I have for a long time had issues with my WordPress site, that after some time as logged in, gives me 403 on /wp-json/wp/v2 … when I save draft, publish or updates an post using Gutenberg editor.
I can solve it by just loggin out and in again. But that will only work for some time, until I get 403 on /wp-json/wp/v2 again and once again needs to logout and login again.
As it seems, it’s due to the CF firewall causing this. I tested to disable the WAF completely and the problem dissapeared. Have tried to search for a solution, but none of them has helps out.
But adding a custom firewall rule like in the image seems to have solved it for me. But I’m not completely sure how safe this solution is? What I did was to create an firewall rule, where I bypassed the firewall if the uri path contains /wp-json/wp/v2.
Any thoughts on this? Good or bad practice? Do you perhaps have any other suggestions that could be better to try out?
May I ask do you get this error while being logged in or logged out into WordPress admin dashboard?
I usually restrict this manually in a functions.php file to specific routes and the ones which I need and which my plugins use (only /users/ when I am logged in).
Maybe you are using a security plugin like Wordfence?
Have you tried adding your server IP to the IP Access Rules / Firewall Rules with the action “Allow” at Cloudflare dashboard (requests to wp-cron.php as an example could also be blocked by a Bot Fight Mode, etc.)?
I am using Classic Editor.
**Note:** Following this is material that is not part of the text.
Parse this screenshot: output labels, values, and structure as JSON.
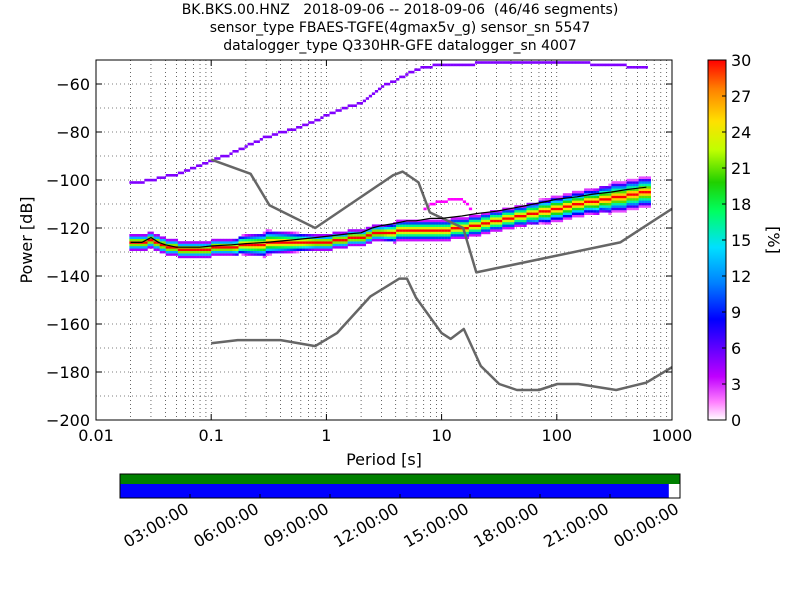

So I cannot say it’s related to it.
I also vote for this. You can check if your own IP gets blocked or the server’s IP, and determine wheater you have to adjust a bit your CF Firewall as @sdayman already stated.
I did not check in the firewall log. I found that this was happening in the developer tools. I’m on a pro plan, but can’ät find the logs in the dashboard? Or do I need an higher level of subsciptionplan?
For searching the problem, I made try this, try that, inactivate that to see when the problem stopped
I do wonder thoug what settings to adjust for WordPress. Could it be under this and just do an trial and error (activate/deactivete features until I find what’s causing it?
I tried to add the IP, but that did not make the trick unfortunately. In the developer tools console i did get “Failed to load resource: the server responded with a status of 403 ()” again.
I’m curious to know what the WordPress Block Editor is doing to trigger the Cloudflare Firewall. Firing off a huge amount of requests to the wp-json API maybe?
A logged in and verified user editing a post shouldn’t be blocked.